I think it is becoming increasingly established that attachment disorders are a developmental dis-order of the brain, where the lack of adequate emotional attachment to a caregiving figure has a life-long impact on the neurological formation and structure of the brain. Attachment disorders are not a behavioral or an emotional disorder as they were once thought to be. The observable impact of an attachment "disorder" is the result of a brain that has formed differently to the norm due to inadequate support during a critical period of development.
So in a very real sense therapy can't "treat" attachment disorders, anymore than therapy can "treat" physical ailments. Therapy can inform and support, it can help people recognize patterns of behavior an adapt different responses, and some forms of therapy (EMDR and brainspotting) can create alternative neural pathways that override ones that cause distress, but talk therapy itself simply can't "fix" attachment disorders. the relationship between a therapist and client can't "fix" attachment disorders.

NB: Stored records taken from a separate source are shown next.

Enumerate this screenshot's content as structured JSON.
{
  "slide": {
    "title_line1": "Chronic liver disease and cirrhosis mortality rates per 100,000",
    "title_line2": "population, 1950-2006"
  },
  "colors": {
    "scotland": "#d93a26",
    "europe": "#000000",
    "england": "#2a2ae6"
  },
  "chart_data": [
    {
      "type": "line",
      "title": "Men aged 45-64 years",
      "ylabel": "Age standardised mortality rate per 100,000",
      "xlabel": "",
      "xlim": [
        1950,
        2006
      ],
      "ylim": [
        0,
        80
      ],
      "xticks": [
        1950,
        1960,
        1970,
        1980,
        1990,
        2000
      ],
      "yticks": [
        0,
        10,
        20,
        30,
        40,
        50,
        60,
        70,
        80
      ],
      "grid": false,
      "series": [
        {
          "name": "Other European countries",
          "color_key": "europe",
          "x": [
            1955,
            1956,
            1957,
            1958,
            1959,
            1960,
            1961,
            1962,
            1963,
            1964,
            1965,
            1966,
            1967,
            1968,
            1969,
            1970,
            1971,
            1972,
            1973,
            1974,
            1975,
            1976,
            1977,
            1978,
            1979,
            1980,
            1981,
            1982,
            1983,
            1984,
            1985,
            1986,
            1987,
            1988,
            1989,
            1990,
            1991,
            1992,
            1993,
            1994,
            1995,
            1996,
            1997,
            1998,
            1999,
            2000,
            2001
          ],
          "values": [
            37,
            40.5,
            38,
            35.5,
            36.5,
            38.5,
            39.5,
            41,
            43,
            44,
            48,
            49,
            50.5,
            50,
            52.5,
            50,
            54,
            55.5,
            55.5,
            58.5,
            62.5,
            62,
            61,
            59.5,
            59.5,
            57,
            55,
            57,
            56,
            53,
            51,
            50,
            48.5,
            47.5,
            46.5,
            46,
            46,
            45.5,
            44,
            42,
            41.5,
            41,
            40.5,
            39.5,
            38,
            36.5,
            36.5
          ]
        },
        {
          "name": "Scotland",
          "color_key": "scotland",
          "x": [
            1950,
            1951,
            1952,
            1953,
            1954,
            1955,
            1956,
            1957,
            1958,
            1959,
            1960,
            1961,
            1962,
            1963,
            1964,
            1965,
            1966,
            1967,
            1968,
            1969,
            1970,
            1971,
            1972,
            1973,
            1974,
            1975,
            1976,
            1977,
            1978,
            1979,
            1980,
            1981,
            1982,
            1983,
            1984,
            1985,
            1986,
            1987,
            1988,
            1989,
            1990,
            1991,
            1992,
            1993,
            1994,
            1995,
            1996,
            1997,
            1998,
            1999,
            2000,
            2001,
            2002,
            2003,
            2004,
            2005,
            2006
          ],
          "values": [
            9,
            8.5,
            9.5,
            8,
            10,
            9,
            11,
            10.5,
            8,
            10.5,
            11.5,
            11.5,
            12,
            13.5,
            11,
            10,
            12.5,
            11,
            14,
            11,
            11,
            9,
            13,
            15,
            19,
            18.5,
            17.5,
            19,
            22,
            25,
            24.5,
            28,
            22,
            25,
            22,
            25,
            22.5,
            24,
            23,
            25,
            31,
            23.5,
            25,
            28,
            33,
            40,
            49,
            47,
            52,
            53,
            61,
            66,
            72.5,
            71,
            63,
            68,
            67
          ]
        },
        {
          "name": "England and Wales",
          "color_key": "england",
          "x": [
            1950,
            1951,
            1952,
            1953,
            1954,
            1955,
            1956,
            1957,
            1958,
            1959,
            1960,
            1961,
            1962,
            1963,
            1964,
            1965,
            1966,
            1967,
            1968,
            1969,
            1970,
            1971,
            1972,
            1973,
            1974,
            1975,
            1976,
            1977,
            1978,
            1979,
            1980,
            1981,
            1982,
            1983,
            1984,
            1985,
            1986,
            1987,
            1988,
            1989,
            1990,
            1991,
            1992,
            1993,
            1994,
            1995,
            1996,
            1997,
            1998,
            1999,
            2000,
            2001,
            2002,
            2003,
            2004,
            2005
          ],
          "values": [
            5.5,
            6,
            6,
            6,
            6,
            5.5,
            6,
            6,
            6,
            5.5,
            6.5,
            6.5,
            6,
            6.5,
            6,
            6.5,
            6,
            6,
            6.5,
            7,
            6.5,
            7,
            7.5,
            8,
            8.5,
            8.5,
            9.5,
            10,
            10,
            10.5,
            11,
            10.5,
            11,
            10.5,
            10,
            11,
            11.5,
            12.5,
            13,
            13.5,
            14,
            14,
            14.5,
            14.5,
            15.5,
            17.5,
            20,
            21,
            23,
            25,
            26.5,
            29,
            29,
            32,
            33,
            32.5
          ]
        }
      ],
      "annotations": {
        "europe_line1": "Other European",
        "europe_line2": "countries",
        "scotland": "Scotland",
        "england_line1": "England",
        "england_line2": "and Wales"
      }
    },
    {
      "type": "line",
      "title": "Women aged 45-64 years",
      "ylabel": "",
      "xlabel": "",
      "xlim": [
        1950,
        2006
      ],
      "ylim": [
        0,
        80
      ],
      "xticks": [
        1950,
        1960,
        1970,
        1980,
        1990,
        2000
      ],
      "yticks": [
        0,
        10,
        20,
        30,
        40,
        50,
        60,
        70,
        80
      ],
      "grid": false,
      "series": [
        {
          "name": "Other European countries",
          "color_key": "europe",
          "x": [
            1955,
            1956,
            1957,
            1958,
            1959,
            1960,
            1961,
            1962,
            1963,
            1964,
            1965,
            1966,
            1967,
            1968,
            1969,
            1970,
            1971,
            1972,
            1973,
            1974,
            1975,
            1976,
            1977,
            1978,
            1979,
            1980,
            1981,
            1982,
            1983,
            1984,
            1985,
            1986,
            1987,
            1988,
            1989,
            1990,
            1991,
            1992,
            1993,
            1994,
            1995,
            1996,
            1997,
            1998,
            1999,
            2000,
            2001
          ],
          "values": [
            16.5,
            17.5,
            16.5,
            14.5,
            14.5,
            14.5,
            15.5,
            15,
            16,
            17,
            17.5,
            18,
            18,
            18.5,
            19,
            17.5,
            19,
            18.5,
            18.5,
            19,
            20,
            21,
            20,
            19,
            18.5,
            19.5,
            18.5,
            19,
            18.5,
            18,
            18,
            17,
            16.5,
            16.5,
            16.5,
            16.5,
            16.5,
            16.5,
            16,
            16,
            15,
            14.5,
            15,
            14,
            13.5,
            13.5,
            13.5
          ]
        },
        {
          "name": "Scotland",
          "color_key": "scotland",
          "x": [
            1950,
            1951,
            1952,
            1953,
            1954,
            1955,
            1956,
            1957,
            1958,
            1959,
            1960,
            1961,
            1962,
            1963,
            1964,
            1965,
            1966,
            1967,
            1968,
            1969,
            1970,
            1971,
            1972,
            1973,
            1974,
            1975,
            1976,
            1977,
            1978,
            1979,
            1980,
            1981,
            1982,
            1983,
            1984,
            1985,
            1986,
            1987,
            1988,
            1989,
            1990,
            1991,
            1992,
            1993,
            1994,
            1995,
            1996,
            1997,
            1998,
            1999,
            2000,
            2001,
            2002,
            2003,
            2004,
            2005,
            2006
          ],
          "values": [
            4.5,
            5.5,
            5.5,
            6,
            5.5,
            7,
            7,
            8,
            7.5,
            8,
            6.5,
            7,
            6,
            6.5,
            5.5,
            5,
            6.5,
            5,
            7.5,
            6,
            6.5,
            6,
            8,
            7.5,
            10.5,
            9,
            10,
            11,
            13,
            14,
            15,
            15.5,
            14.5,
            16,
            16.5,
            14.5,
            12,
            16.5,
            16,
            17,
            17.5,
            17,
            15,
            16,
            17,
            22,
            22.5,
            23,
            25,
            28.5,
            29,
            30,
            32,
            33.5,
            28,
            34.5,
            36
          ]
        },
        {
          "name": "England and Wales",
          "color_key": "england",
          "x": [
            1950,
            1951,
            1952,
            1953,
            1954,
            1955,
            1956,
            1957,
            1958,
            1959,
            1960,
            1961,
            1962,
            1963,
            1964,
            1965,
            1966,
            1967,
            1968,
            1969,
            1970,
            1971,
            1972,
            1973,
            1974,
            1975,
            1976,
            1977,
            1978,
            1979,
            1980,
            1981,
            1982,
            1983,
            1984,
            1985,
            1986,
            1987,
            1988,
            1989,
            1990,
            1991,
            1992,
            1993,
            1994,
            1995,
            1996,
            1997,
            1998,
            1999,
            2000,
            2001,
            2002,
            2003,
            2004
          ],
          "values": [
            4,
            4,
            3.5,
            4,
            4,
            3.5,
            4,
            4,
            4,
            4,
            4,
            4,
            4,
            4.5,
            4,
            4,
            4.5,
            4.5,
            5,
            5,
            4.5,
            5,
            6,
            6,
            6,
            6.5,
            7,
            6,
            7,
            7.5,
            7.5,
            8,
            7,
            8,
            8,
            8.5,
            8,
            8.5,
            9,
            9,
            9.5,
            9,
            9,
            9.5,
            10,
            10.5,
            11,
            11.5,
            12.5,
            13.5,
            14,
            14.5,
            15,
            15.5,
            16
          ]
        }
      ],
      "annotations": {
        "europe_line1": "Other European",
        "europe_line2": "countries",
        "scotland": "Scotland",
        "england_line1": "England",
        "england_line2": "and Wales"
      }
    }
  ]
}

I think therapy for people with attachment disorders went very wrong for many years because they just didn't know what they didn't know then.
I think the future of therapy for people who have experienced developmental trauma including attachment trauma is exciting. They more they know about the neurology behind it the more they can find ways to adequately support people with these experiences. We can't regrow our brains "to be normal" but we can discover ways to optimize the functioning of the brains we have.